In a culture susceptible to pathologizing vocabularies, it is also called
amputation. Furthermore, the metaphor in question is perceived in relation to sexual
perversity based either on desire for amputation, fixation with having part of
the body amputated (apotemnophilia), or partaking in sexual games with
an amputee (acrotomophilia). By
contrast, in the language sensitized to and investing in literary subtleties
and playfulness, it is nothing but a form of
disconnecting dysfunctional umbilical cords.
Likewise, the symbolic in question is suggestive of
another reading of this utterly subtle, lyrically refined novel of
Cronenberg’s: Aristide evaporates in a limbo of fabricated, (self)imposed
narratives, just as Célestine dissolves in delusional enchantment by able
muscles sharpening socio-political fervor. The drama of the heart unsolved in
the midst of a blurry concoction--between the linguistic and the bodily--perhaps
reflecting one of the most suggestive observations in the novel about a
cultural betrayal being of an extremely intricate nature: “a traitor to France--again,
in a cultural sense, which is to the French a betrayal worse than political
betrayal” (David Cronenberg, Consumed 261).
Whose desires, whose fantasies were they chasing? David
Cronenberg, Consumed: “Were they
comic-book illustrations of the horrors of capitalism, of the insatiable,
all-devouring Western consumerist ethos?” (300). Are they media induced? Are
they, perhaps, discourse based? Could they be culturally imposed, socially
constructed, myth fixated responses to bewilderingly cacophonous,
sensationalism infested flows? How oblivious of their relationship were they becoming
while mindlessly combining incompatible realms?
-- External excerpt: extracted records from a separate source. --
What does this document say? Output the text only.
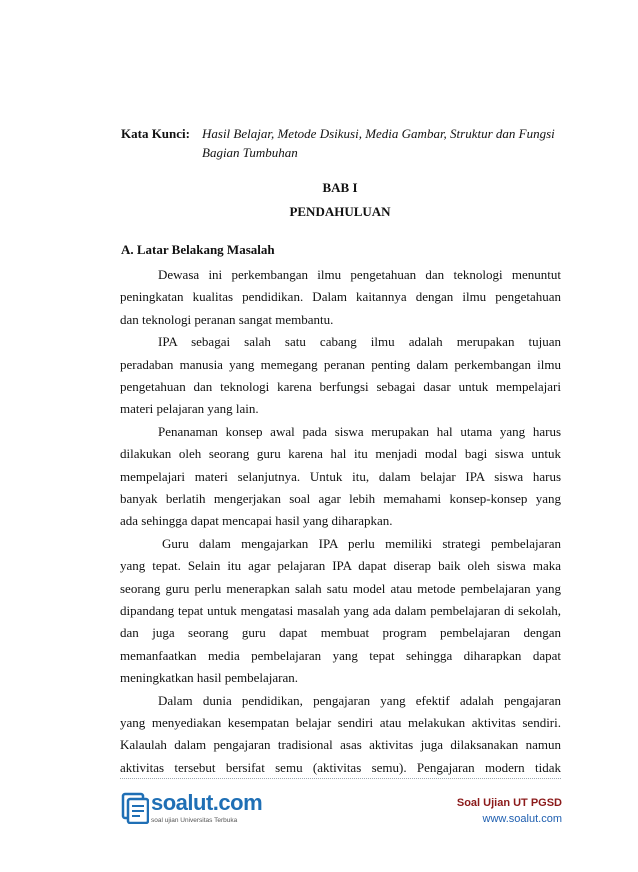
Kata Kunci: Hasil Belajar, Metode Dsikusi, Media Gambar, Struktur dan Fungsi
Bagian Tumbuhan
BAB I
PENDAHULUAN
A. Latar Belakang Masalah
Dewasa ini perkembangan ilmu pengetahuan dan teknologi menuntut
peningkatan kualitas pendidikan. Dalam kaitannya dengan ilmu pengetahuan
dan teknologi peranan sangat membantu.
IPA sebagai salah satu cabang ilmu adalah merupakan tujuan
peradaban manusia yang memegang peranan penting dalam perkembangan ilmu
pengetahuan dan teknologi karena berfungsi sebagai dasar untuk mempelajari
materi pelajaran yang lain.
Penanaman konsep awal pada siswa merupakan hal utama yang harus
dilakukan oleh seorang guru karena hal itu menjadi modal bagi siswa untuk
mempelajari materi selanjutnya. Untuk itu, dalam belajar IPA siswa harus
banyak berlatih mengerjakan soal agar lebih memahami konsep-konsep yang
ada sehingga dapat mencapai hasil yang diharapkan.
Guru dalam mengajarkan IPA perlu memiliki strategi pembelajaran
yang tepat. Selain itu agar pelajaran IPA dapat diserap baik oleh siswa maka
seorang guru perlu menerapkan salah satu model atau metode pembelajaran yang
dipandang tepat untuk mengatasi masalah yang ada dalam pembelajaran di sekolah,
dan juga seorang guru dapat membuat program pembelajaran dengan
memanfaatkan media pembelajaran yang tepat sehingga diharapkan dapat
meningkatkan hasil pembelajaran.
Dalam dunia pendidikan, pengajaran yang efektif adalah pengajaran
yang menyediakan kesempatan belajar sendiri atau melakukan aktivitas sendiri.
Kalaulah dalam pengajaran tradisional asas aktivitas juga dilaksanakan namun
aktivitas tersebut bersifat semu (aktivitas semu). Pengajaran modern tidak
soalut.com
soal ujian Universitas Terbuka
Soal Ujian UT PGSD
www.soalut.com
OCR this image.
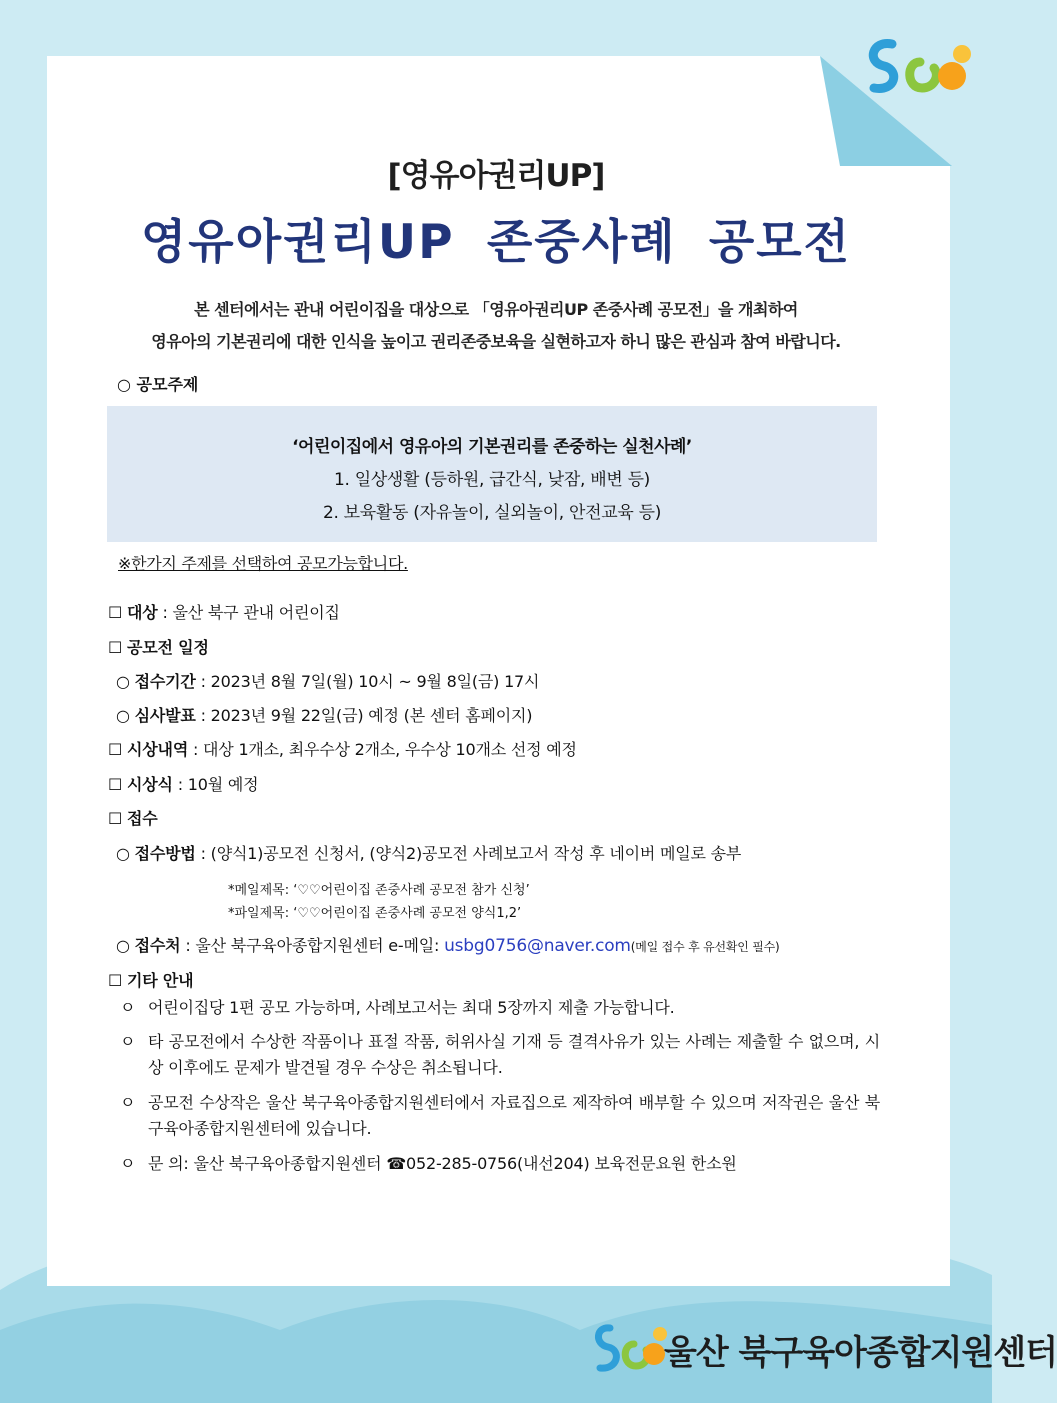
[영유아권리UP]
영유아권리UP 존중사례 공모전
본 센터에서는 관내 어린이집을 대상으로 「영유아권리UP 존중사례 공모전」을 개최하여
영유아의 기본권리에 대한 인식을 높이고 권리존중보육을 실현하고자 하니 많은 관심과 참여 바랍니다.
○ 공모주제
‘어린이집에서 영유아의 기본권리를 존중하는 실천사례’
1. 일상생활 (등하원, 급간식, 낮잠, 배변 등)
2. 보육활동 (자유놀이, 실외놀이, 안전교육 등)
※한가지 주제를 선택하여 공모가능합니다.
☐ 대상 : 울산 북구 관내 어린이집
☐ 공모전 일정
○ 접수기간 : 2023년 8월 7일(월) 10시 ~ 9월 8일(금) 17시
○ 심사발표 : 2023년 9월 22일(금) 예정 (본 센터 홈페이지)
☐ 시상내역 : 대상 1개소, 최우수상 2개소, 우수상 10개소 선정 예정
☐ 시상식 : 10월 예정
☐ 접수
○ 접수방법 : (양식1)공모전 신청서, (양식2)공모전 사례보고서 작성 후 네이버 메일로 송부
*메일제목: ‘♡♡어린이집 존중사례 공모전 참가 신청’
*파일제목: ‘♡♡어린이집 존중사례 공모전 양식1,2’
○ 접수처 : 울산 북구육아종합지원센터 e-메일: usbg0756@naver.com(메일 접수 후 유선확인 필수)
☐ 기타 안내
ㅇ 어린이집당 1편 공모 가능하며, 사례보고서는 최대 5장까지 제출 가능합니다.
ㅇ 타 공모전에서 수상한 작품이나 표절 작품, 허위사실 기재 등 결격사유가 있는 사례는 제출할 수 없으며, 시상 이후에도 문제가 발견될 경우 수상은 취소됩니다.
ㅇ 공모전 수상작은 울산 북구육아종합지원센터에서 자료집으로 제작하여 배부할 수 있으며 저작권은 울산 북구육아종합지원센터에 있습니다.
ㅇ 문 의: 울산 북구육아종합지원센터 ☎052-285-0756(내선204) 보육전문요원 한소원
울산 북구육아종합지원센터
Like participants in the marathon,
as depicted in Jean Baudrillard’s America
(1988), proving their existence by partaking in the athletic event--mobile
shrines of kinetic energy--were Aristide and Célestine trying to justify,
confirm, assure themselves of their presence? How much trust did they have in
themselves if they needed such radical pieces of evidence?
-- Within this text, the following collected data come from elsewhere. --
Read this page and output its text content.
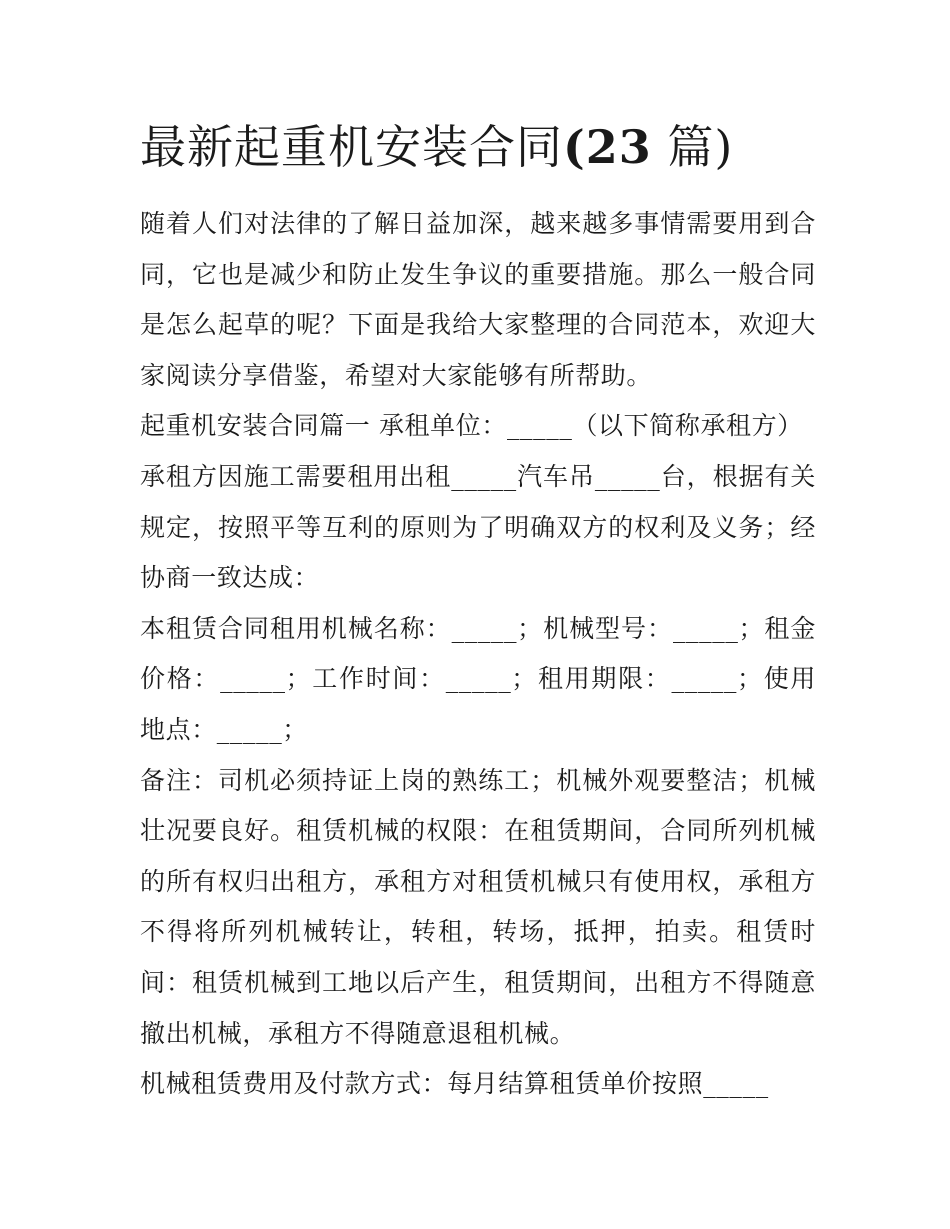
最新起重机安装合同(23 篇)

随着人们对法律的了解日益加深，越来越多事情需要用到合同，它也是减少和防止发生争议的重要措施。那么一般合同是怎么起草的呢？下面是我给大家整理的合同范本，欢迎大家阅读分享借鉴，希望对大家能够有所帮助。

起重机安装合同篇一 承租单位：_____（以下简称承租方）

承租方因施工需要租用出租_____汽车吊_____台，根据有关规定，按照平等互利的原则为了明确双方的权利及义务；经协商一致达成：

本租赁合同租用机械名称：_____；机械型号：_____；租金价格：_____；工作时间：_____；租用期限：_____；使用地点：_____；

备注：司机必须持证上岗的熟练工；机械外观要整洁；机械壮况要良好。租赁机械的权限：在租赁期间，合同所列机械的所有权归出租方，承租方对租赁机械只有使用权，承租方不得将所列机械转让，转租，转场，抵押，拍卖。租赁时间：租赁机械到工地以后产生，租赁期间，出租方不得随意撤出机械，承租方不得随意退租机械。

机械租赁费用及付款方式：每月结算租赁单价按照_____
How reliable are depictions of those characters,
their scholarship, their passion, and their partnership? How reliable is
infamously unreliable postmodernist storytelling? What kind of world do such
utterly distrustful narratives mirror / inform? Is there an angle from which
tectonic tribulations of their extravagant trajectories can be perceived
differently, from which ”their new lives are ready to be lived” (David
Cronenberg, Consumed 296), one would
like to know.
Where can the noise-signal filter be found to turn
distraction bugged communicational tunnel into the vibrant communication
channel? What / how can one learn from such dromospheric stirrings and, more
importantly, the much needed reshifting? One would like to know.